Por alguna razón, imaginarme a Jiyari apabullado e insultado por unos aprendices me hacía bullir la sangre. Eché un vistazo a Yánika. Su rostro estaba más sereno ahora, me fijé, aliviado. Y su fiebre estaba bajando. No sabía lo que me iban a pedir los Zorkias a cambio, pero ya le había jurado mentalmente a Sheyra y a Tokura que no me retraería. Cogí un Ojo de Sheyra y lo mastiqué. Hice una mueca de asco, arrancándole a Jiyari una carcajada.

«Nunca se lo he dicho a nadie,» dije tragando, «pero a mí me recuerda al sabor de la darganita.»

Jiyari agrandó los ojos y sonrió de oreja a oreja.

«¿De modo que te ríes de mí por comer tinta cuando tú saboreas rocas?»

«Tenía cinco años,» me defendí y sonreí, recordando: «Ya tenía alma de experimentador en aquella época. Por cierto,» añadí adelantando algún comentario burlón suyo, «¿no serías tan amable de ir a limpiar mi chaleco al río que hay justo abajo, verdad?»

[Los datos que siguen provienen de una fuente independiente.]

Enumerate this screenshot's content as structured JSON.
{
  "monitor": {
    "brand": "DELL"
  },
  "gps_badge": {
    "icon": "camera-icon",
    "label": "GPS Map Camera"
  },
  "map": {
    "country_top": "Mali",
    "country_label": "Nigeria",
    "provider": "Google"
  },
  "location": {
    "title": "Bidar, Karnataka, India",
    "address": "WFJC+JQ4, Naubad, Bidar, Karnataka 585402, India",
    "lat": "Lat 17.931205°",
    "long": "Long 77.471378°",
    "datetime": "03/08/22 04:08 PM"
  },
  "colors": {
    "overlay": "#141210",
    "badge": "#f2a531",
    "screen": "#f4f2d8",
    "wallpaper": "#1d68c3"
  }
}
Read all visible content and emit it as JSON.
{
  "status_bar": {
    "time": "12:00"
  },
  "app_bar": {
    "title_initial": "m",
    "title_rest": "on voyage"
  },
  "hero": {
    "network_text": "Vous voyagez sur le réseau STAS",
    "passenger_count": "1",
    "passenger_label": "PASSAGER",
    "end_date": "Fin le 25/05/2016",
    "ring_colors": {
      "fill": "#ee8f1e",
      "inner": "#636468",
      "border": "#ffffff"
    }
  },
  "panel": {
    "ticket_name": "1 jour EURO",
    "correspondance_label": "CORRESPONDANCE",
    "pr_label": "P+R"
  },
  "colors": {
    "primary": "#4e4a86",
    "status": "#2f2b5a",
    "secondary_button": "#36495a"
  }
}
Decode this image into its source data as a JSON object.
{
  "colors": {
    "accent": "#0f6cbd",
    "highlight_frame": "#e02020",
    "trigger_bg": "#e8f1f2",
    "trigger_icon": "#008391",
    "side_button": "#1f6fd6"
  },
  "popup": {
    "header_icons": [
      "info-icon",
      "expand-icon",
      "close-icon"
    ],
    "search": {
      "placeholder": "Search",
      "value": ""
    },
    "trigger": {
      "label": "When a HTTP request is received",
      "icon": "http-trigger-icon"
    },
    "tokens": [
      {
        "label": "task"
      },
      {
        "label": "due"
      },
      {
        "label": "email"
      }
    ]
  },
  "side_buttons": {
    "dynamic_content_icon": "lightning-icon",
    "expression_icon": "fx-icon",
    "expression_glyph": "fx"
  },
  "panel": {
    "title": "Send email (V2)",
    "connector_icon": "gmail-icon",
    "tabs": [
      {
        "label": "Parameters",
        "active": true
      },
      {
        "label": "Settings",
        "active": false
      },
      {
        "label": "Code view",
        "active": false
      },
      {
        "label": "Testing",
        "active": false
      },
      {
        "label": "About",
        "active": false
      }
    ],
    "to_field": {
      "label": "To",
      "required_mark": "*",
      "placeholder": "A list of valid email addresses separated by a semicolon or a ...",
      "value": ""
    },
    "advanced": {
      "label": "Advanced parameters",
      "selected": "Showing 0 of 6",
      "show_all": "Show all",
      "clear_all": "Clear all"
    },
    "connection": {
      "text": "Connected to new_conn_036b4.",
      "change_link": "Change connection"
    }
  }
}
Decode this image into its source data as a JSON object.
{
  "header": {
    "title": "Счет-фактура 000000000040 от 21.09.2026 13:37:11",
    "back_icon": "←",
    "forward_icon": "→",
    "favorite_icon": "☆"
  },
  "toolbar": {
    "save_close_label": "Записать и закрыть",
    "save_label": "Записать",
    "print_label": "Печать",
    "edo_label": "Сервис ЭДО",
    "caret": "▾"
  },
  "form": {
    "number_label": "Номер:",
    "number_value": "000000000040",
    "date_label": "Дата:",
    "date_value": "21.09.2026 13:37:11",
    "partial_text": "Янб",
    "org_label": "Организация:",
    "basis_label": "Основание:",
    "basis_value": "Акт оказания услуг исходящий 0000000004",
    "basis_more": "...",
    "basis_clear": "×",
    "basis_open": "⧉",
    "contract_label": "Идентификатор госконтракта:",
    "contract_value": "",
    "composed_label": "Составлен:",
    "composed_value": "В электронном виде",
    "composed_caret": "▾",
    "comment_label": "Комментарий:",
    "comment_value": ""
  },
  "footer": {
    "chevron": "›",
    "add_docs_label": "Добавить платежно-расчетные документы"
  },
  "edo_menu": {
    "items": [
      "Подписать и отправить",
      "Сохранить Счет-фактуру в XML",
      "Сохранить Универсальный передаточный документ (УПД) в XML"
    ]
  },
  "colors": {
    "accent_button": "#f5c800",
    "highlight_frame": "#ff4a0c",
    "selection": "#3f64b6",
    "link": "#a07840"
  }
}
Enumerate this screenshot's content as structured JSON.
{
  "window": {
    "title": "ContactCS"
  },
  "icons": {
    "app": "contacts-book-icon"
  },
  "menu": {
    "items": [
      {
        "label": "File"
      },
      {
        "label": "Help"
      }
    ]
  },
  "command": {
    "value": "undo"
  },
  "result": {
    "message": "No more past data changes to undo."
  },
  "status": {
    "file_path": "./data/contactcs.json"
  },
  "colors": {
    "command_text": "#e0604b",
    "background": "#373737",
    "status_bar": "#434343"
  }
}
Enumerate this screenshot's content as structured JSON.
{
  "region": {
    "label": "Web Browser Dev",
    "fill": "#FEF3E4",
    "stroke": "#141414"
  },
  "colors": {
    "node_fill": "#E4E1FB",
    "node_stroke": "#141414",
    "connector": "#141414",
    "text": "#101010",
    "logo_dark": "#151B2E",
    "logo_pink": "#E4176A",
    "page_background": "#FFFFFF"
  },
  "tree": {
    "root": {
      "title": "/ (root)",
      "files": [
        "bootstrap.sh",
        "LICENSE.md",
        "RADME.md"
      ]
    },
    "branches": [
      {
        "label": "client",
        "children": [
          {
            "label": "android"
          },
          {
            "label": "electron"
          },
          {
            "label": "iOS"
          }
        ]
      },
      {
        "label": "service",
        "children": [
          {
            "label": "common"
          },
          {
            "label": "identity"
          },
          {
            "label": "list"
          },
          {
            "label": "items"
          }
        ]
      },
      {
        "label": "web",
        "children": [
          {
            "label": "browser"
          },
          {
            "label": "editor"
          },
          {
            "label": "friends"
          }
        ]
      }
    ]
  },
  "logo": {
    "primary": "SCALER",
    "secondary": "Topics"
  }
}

Jiyari pareció haberse tragado un globo de aire.

«¿Quieres que devuelva tus Ojos de Sheyra?» protestó. «¿Por qué no vas tú?»

«Obviamente porque si voy, no vuelvo,» repliqué, señalando mi collar dokohi con el pulgar.

El rubio se quedó suspenso.

«Vaya, es verdad. Entonces… ya voy.»

Me imaginé de pronto a Jiyari bajando el peñasco con el chaleco y despeñándose desmayado… Puse los ojos en blanco y cambié de opinión.

«Olvídate del chaleco.»

«¿En serio?» se extrañó Jiyari. «No, voy a ir. Cerraré los ojos y me taparé la nariz…»

«Tírate del peñasco ya que estás,» repuse. Lo agarré de la manga para impedir que se levantara y aseguré: «No importa. De todas formas, empezaba a estar viejo y algo corto. Ya me fabricaré uno nuevo.»

«¿En serio?»

«¡En serio, te digo!»

Mientras charlábamos así en nuestra corta cena frugal, los Zorkias comían de su lado con tranquilidad. Y, a cada momento que pasaba, la respiración de Yánika se hacía más regular, más apacible… Lo sabía, porque mi órica la vigilaba constantemente.